Title 1: Steady Security Assessment Using Linear Programming Methodology
Title 2: Artificial Neural Networks Based Steady State Security Analysis of Power Systems
Speaker: Meera Shukla
Abstract 1:
This paper proposes a new approach to examine the voltage security of the system. An
approximate linear model that comprehensively includes the line flows and bus voltages in its
formulation is the basis for analysis. Linear programming (LP) approach is used to calculate the
load scenarios, which ensures the system security. Forecast of load scenarios that lead to system
security is also possible. The linear programming is implemented using EXCEL Spreadsheet [9].

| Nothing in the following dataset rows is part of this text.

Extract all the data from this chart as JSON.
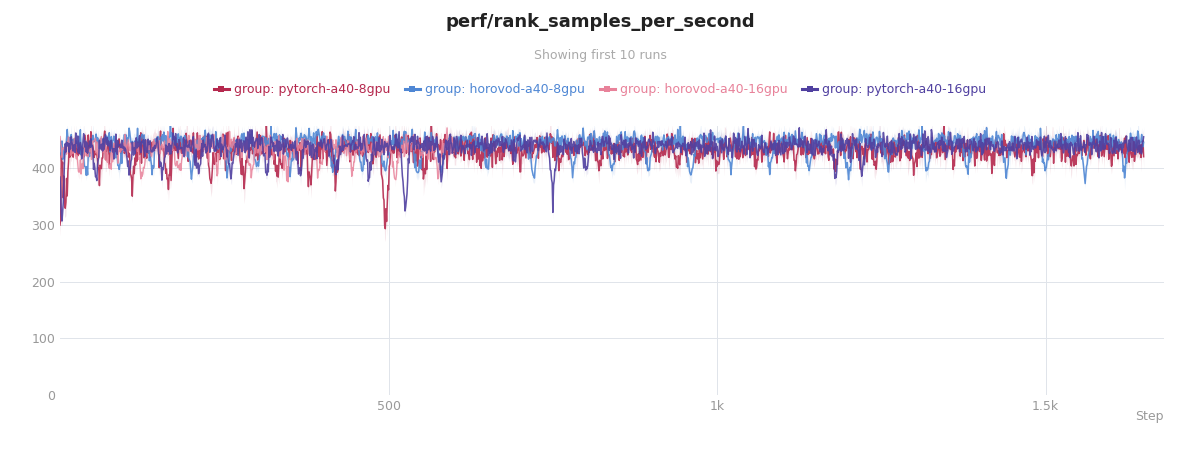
{
  "title": "perf/rank_samples_per_second",
  "subtitle": "Showing first 10 runs",
  "xlabel": "Step",
  "ylabel": "",
  "ylim": [
    0,
    475
  ],
  "xlim": [
    0,
    1680
  ],
  "yticks": [
    0,
    100,
    200,
    300,
    400
  ],
  "xticks": [
    500,
    1000,
    1500
  ],
  "xtick_labels": [
    "500",
    "1k",
    "1.5k"
  ],
  "background_color": "#ffffff",
  "grid_color": "#e0e4ea",
  "series": [
    {
      "label": "group: pytorch-a40-8gpu",
      "color": "#b5294e",
      "alpha_line": 0.9,
      "alpha_fill": 0.12,
      "linewidth": 1.1
    },
    {
      "label": "group: horovod-a40-8gpu",
      "color": "#4f87d4",
      "alpha_line": 0.9,
      "alpha_fill": 0.12,
      "linewidth": 1.1
    },
    {
      "label": "group: horovod-a40-16gpu",
      "color": "#e8829a",
      "alpha_line": 0.85,
      "alpha_fill": 0.08,
      "linewidth": 1.0
    },
    {
      "label": "group: pytorch-a40-16gpu",
      "color": "#5040a0",
      "alpha_line": 0.9,
      "alpha_fill": 0.1,
      "linewidth": 1.1
    }
  ],
  "title_fontsize": 13,
  "subtitle_fontsize": 9,
  "legend_fontsize": 9,
  "tick_fontsize": 9,
  "tick_color": "#999999"
}
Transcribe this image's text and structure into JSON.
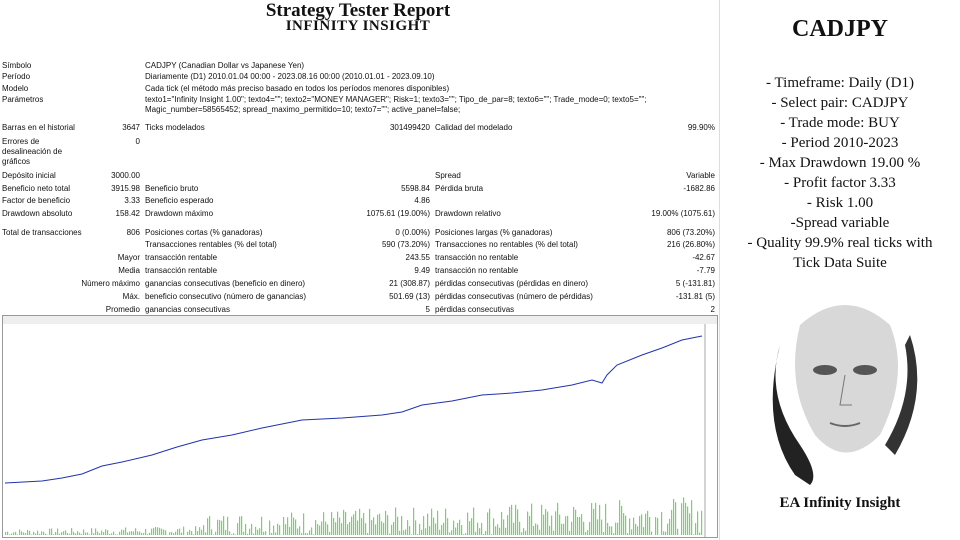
{
  "report": {
    "title": "Strategy Tester Report",
    "subtitle": "INFINITY INSIGHT",
    "rows": [
      [
        "Símbolo",
        null,
        "CADJPY (Canadian Dollar vs Japanese Yen)"
      ],
      [
        "Período",
        null,
        "Diariamente (D1) 2010.01.04 00:00 - 2023.08.16 00:00 (2010.01.01 - 2023.09.10)"
      ],
      [
        "Modelo",
        null,
        "Cada tick (el método más preciso basado en todos los períodos menores disponibles)"
      ],
      [
        "Parámetros",
        null,
        "texto1=\"Infinity Insight 1.00\"; texto4=\"\"; texto2=\"MONEY MANAGER\"; Risk=1; texto3=\"\"; Tipo_de_par=8; texto6=\"\"; Trade_mode=0; texto5=\"\"; Magic_number=58565452; spread_maximo_permitido=10; texto7=\"\"; active_panel=false;"
      ],
      [
        "Barras en el historial",
        "3647",
        "Ticks modelados",
        "301499420",
        "Calidad del modelado",
        "99.90%"
      ],
      [
        "Errores de desalineación de gráficos",
        "0"
      ],
      [
        "Depósito inicial",
        "3000.00",
        null,
        null,
        "Spread",
        "Variable"
      ],
      [
        "Beneficio neto total",
        "3915.98",
        "Beneficio bruto",
        "5598.84",
        "Pérdida bruta",
        "-1682.86"
      ],
      [
        "Factor de beneficio",
        "3.33",
        "Beneficio esperado",
        "4.86"
      ],
      [
        "Drawdown absoluto",
        "158.42",
        "Drawdown máximo",
        "1075.61 (19.00%)",
        "Drawdown relativo",
        "19.00% (1075.61)"
      ],
      [
        "Total de transacciones",
        "806",
        "Posiciones cortas (% ganadoras)",
        "0 (0.00%)",
        "Posiciones largas (% ganadoras)",
        "806 (73.20%)"
      ],
      [
        null,
        null,
        "Transacciones rentables (% del total)",
        "590 (73.20%)",
        "Transacciones no rentables (% del total)",
        "216 (26.80%)"
      ],
      [
        null,
        "Mayor",
        "transacción rentable",
        "243.55",
        "transacción no rentable",
        "-42.67"
      ],
      [
        null,
        "Media",
        "transacción rentable",
        "9.49",
        "transacción no rentable",
        "-7.79"
      ],
      [
        null,
        "Número máximo",
        "ganancias consecutivas (beneficio en dinero)",
        "21 (308.87)",
        "pérdidas consecutivas (pérdidas en dinero)",
        "5 (-131.81)"
      ],
      [
        null,
        "Máx.",
        "beneficio consecutivo (número de ganancias)",
        "501.69 (13)",
        "pérdidas consecutivas (número de pérdidas)",
        "-131.81 (5)"
      ],
      [
        null,
        "Promedio",
        "ganancias consecutivas",
        "5",
        "pérdidas consecutivas",
        "2"
      ]
    ]
  },
  "sidebar": {
    "title": "CADJPY",
    "lines": [
      "- Timeframe: Daily (D1)",
      "- Select pair: CADJPY",
      "- Trade mode: BUY",
      "- Period 2010-2023",
      "- Max Drawdown 19.00 %",
      "- Profit factor 3.33",
      "- Risk 1.00",
      "-Spread variable",
      "- Quality 99.9% real ticks with",
      "Tick Data Suite"
    ],
    "caption": "EA Infinity Insight"
  }
}
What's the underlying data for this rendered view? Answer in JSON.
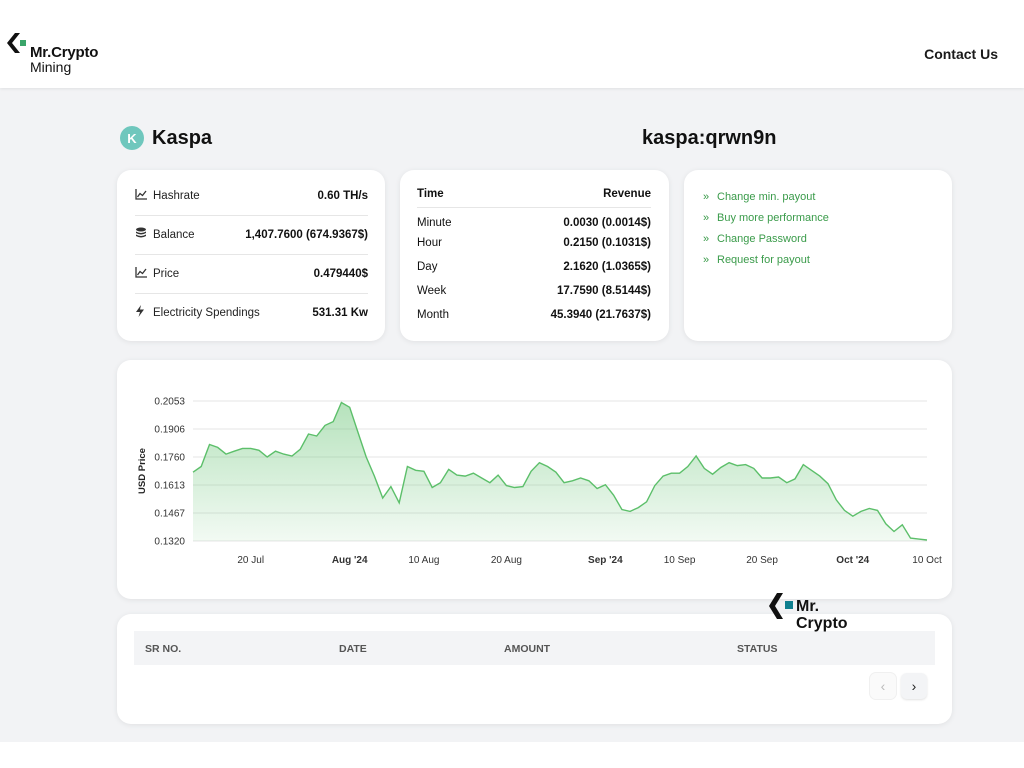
{
  "brand": {
    "line1": "Mr.Crypto",
    "line2": "Mining"
  },
  "nav": {
    "contact": "Contact Us"
  },
  "coin": {
    "name": "Kaspa",
    "icon": "kaspa-logo-icon",
    "wallet": "kaspa:qrwn9n"
  },
  "stats": [
    {
      "icon": "line-chart-icon",
      "label": "Hashrate",
      "value": "0.60 TH/s"
    },
    {
      "icon": "coins-stack-icon",
      "label": "Balance",
      "value": "1,407.7600  (674.9367$)"
    },
    {
      "icon": "line-chart-icon",
      "label": "Price",
      "value": "0.479440$"
    },
    {
      "icon": "lightning-icon",
      "label": "Electricity Spendings",
      "value": "531.31 Kw"
    }
  ],
  "revenue": {
    "col_time": "Time",
    "col_revenue": "Revenue",
    "rows": [
      {
        "time": "Minute",
        "value": "0.0030  (0.0014$)"
      },
      {
        "time": "Hour",
        "value": "0.2150  (0.1031$)"
      },
      {
        "time": "Day",
        "value": "2.1620  (1.0365$)"
      },
      {
        "time": "Week",
        "value": "17.7590  (8.5144$)"
      },
      {
        "time": "Month",
        "value": "45.3940  (21.7637$)"
      }
    ]
  },
  "actions": [
    {
      "label": "Change min. payout"
    },
    {
      "label": "Buy more performance"
    },
    {
      "label": "Change Password"
    },
    {
      "label": "Request for payout"
    }
  ],
  "chart_data": {
    "type": "area",
    "ylabel": "USD Price",
    "ylim": [
      0.132,
      0.2053
    ],
    "yticks": [
      "0.2053",
      "0.1906",
      "0.1760",
      "0.1613",
      "0.1467",
      "0.1320"
    ],
    "xticks": [
      {
        "label": "20 Jul",
        "bold": false
      },
      {
        "label": "Aug '24",
        "bold": true
      },
      {
        "label": "10 Aug",
        "bold": false
      },
      {
        "label": "20 Aug",
        "bold": false
      },
      {
        "label": "Sep '24",
        "bold": true
      },
      {
        "label": "10 Sep",
        "bold": false
      },
      {
        "label": "20 Sep",
        "bold": false
      },
      {
        "label": "Oct '24",
        "bold": true
      },
      {
        "label": "10 Oct",
        "bold": false
      }
    ],
    "x_start": "2024-07-13",
    "x_end": "2024-10-10",
    "grid": true,
    "color": "#5cbf6a",
    "values": [
      0.168,
      0.171,
      0.1825,
      0.181,
      0.1775,
      0.179,
      0.1805,
      0.1805,
      0.1795,
      0.176,
      0.179,
      0.1775,
      0.1765,
      0.18,
      0.188,
      0.187,
      0.1925,
      0.1945,
      0.2045,
      0.202,
      0.189,
      0.176,
      0.166,
      0.1545,
      0.1605,
      0.152,
      0.171,
      0.169,
      0.1685,
      0.16,
      0.1625,
      0.1695,
      0.1665,
      0.166,
      0.1675,
      0.165,
      0.1625,
      0.1665,
      0.161,
      0.16,
      0.1605,
      0.1685,
      0.173,
      0.171,
      0.168,
      0.1625,
      0.1635,
      0.165,
      0.1635,
      0.1595,
      0.1615,
      0.156,
      0.1485,
      0.1475,
      0.1495,
      0.1525,
      0.161,
      0.166,
      0.1675,
      0.1675,
      0.171,
      0.1765,
      0.17,
      0.167,
      0.1705,
      0.173,
      0.1715,
      0.172,
      0.17,
      0.165,
      0.165,
      0.1655,
      0.1625,
      0.1645,
      0.172,
      0.169,
      0.166,
      0.162,
      0.1535,
      0.148,
      0.145,
      0.1475,
      0.149,
      0.148,
      0.141,
      0.137,
      0.1405,
      0.1335,
      0.133,
      0.1325
    ]
  },
  "table": {
    "headers": [
      "SR NO.",
      "DATE",
      "AMOUNT",
      "STATUS"
    ]
  },
  "pagination": {
    "prev": "‹",
    "next": "›"
  },
  "watermark": {
    "line1": "Mr.",
    "line2": "Crypto"
  }
}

The new methodology is implemented on a 5 Bus system and the voltage profile is assessed. The
results are verified by a power flow algorithm [8]. The methodology is also implemented on the
14-Bus IEEE system.
Abstract 2:
The focus of this paper is to present an Artificial Neural Network based methodology to assess
the steady state security of a power system. The security of the system is assessed on the basis of
the voltage profile at each bus with reference to changes in generation and load in the system. The
input to the neural network is the voltage level at each bus. The ANN used is a feedforward
multilayer network trained with a backpropagation algorithm. The output of the ANN classifies
the security of the power system into Normal, Alert and Emergency states. An IEEE 14-Bus
system is considered to demonstrate the results of the methodology.
Speaker: Ramesh
Abstract: This presentation discusses the effects of three FACTS controllers: STATCOM, SSSC
and UPFC on voltage stability in power system. Accurate model of these controllers are used for
voltage stability studies. Continuation power flow is used to study the voltage stability in power
system. Saddle node bifurcation theory is used to determine location of these controllers in a
typical power system. From the results of voltage collapse studies using Power System Analysis
Toolbox (PSAT), the optimal location of these controllers are determined. The steady state
models of the controllers discussed and the techniques used for voltage stability studies are
applied to 6-bus power system and effects of the controllers on voltage collapse phenomena are
Speaker: Ahlada
Abstract: This paper proposes a technique to identify critical double line outages and enhance
static security by optimal placement of FACTS devices using heuristics based GA. Two indices
have been used for contingency screening: double-line contingency index (DCI), based on line
overflows, and voltage sensitivity index (VSI), based on bus voltage violations. Contingency
screening is treated as the primary optimization problem with an objective of finding all doubleline outages with maximal DCI and VSI. Security enhancement is treated as a constrained
secondary optimization problem. The objective is to reduce transmission losses through the
branches of the system and reduce or remove the overflows and voltage violations present. The
voltage magnitude at each bus and the line flow through each branch for all the buses and
branches have been considered as inequality and equality constraints. The technique is
demonstrated using IEEE 14 bus and IEEE 30 bus systems.